Soon after, he must have realized what I needed, and lent his strong brown arms which were wet and darker than usual from too many hours inside the pool plus the chemical reaction of the chlorine and the sun. He was overtly indicating to me to climb down the stainless steel pool-entry-ladder that I had managed to fit myself in my crouched position. He was dumb enough to manipulate me with his reassuring eyes that asked me to dump the burden of fear on him and let the water teach me its survival tricks. Oh, how stupid of him. I gave in. Grabbing his hands, I floated my way in. I dumped my fear of sharks that would pull me from under the darkness and fear of letting myself put out there and learn what the water is ready to give me. Teach me. Yes, I started using the word “God” as my safe dumping place, ever after.
The coach held my hand, initially, as I settled in, still terrified if he would rescue me from the sharks if they attacked me. My free hand was pushing away the mass of liquid around me as I was struggling to not drown and my legs haphazardly beating the darker water beneath. It’s hard to admit, but I was gaining some kind of weird trust on him considering that I don’t really trust a full grown man who had coached me for just for a week. He was leading me forward and I was flapping my feet to gain momentum, putting in enough effort to please him, which felt really assuring. But suddenly, I felt something was missing. His hand was not holding mine anymore. He was slowly moving backward, and I was really trying hard to push against the law of physics to grab hold of his hand that stopped supporting me. He still was unapologetically moving backwards. I felt like he failed me and that the coach was not worthy of my ill-defined trust. I could hear myself gurgling the water that entered my mouth as a result of my struggle to keep myself breathing above the water. There was no one to help me when I was in need the most. As time passed, I wanted to grab hold of something that would keep me above and did as much as I could to keep my arms and feet flapping against the water. Relief hit me when I was able to get hold of a hand bar by the pool and I steadily pulled myself up. The coach looked at me through his swim goggles, with nothing to say but a steady stare.

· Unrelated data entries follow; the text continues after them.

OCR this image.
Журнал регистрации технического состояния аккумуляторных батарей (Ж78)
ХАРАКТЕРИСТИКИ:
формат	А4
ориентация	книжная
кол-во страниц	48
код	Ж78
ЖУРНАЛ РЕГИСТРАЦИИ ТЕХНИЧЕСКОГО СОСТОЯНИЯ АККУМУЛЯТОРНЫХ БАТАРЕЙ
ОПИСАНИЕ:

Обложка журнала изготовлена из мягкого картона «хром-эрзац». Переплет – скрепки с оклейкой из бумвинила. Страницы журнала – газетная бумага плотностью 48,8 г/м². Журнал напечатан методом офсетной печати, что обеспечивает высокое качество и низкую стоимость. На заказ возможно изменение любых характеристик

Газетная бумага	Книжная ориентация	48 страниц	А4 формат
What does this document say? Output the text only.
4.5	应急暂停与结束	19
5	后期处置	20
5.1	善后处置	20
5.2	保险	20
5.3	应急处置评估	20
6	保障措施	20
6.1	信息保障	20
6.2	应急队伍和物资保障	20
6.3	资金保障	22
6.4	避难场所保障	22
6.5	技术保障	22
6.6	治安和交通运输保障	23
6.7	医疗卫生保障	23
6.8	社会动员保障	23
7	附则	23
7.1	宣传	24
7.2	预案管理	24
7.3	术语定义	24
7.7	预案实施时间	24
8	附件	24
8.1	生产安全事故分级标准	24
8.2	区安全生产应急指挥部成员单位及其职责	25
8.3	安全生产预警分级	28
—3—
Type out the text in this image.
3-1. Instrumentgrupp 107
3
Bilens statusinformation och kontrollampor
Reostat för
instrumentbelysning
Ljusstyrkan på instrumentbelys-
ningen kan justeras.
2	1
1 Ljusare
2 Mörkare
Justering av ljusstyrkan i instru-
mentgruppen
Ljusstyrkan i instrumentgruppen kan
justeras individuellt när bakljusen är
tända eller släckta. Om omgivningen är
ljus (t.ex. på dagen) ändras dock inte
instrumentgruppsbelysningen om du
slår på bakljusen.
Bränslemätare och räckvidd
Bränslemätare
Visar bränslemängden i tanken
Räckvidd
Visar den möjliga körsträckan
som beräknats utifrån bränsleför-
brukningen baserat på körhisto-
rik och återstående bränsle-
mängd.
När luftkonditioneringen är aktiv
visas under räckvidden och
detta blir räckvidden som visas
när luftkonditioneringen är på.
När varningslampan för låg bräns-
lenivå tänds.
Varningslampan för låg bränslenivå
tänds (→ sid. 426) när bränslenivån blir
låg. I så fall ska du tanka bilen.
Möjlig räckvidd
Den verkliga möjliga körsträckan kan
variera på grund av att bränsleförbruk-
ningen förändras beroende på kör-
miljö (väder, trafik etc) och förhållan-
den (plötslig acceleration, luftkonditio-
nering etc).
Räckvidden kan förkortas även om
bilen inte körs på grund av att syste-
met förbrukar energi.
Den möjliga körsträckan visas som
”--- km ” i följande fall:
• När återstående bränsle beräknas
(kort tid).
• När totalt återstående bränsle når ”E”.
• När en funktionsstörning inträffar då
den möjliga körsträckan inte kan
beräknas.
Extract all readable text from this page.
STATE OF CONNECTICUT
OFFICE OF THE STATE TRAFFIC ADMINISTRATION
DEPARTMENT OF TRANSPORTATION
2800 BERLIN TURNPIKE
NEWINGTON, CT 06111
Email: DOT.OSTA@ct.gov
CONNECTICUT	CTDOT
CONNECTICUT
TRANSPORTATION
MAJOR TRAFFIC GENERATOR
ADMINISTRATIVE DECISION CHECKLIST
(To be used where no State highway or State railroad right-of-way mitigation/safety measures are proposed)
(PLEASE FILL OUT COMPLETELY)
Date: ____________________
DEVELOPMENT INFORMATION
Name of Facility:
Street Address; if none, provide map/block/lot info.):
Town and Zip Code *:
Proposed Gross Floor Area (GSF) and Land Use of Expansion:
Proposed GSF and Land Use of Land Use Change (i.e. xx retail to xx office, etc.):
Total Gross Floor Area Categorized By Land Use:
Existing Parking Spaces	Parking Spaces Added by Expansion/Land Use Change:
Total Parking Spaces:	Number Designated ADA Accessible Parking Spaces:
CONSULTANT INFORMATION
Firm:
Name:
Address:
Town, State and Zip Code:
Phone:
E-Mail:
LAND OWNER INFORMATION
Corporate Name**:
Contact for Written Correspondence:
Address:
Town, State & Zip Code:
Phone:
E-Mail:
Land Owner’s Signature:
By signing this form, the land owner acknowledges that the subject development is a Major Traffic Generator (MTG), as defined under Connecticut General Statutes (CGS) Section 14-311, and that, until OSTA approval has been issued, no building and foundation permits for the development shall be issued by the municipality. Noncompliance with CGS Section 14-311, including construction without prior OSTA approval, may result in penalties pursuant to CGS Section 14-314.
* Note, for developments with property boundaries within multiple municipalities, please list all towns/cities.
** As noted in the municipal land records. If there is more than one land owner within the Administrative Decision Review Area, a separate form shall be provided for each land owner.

He seemed pleased and got ready to call out for the next 8-year old to take their turn.
Eventually, I learnt to swim. I was actually good at it. Sharks eating me alive never bothered me from that day on. I was ready to jump in and touching the floor beneath was successful. So, did I find myself believing in God or did I not? Honestly, I have no idea. There is always this place above myself that I allot for an entity. A place that no one can gain unless approved by the two of me. It transforms according to my needs like that Room of Requirement from the Harry Potter series. When I needed a dumping place, it was that. Not more, not less. So, what do you think!!!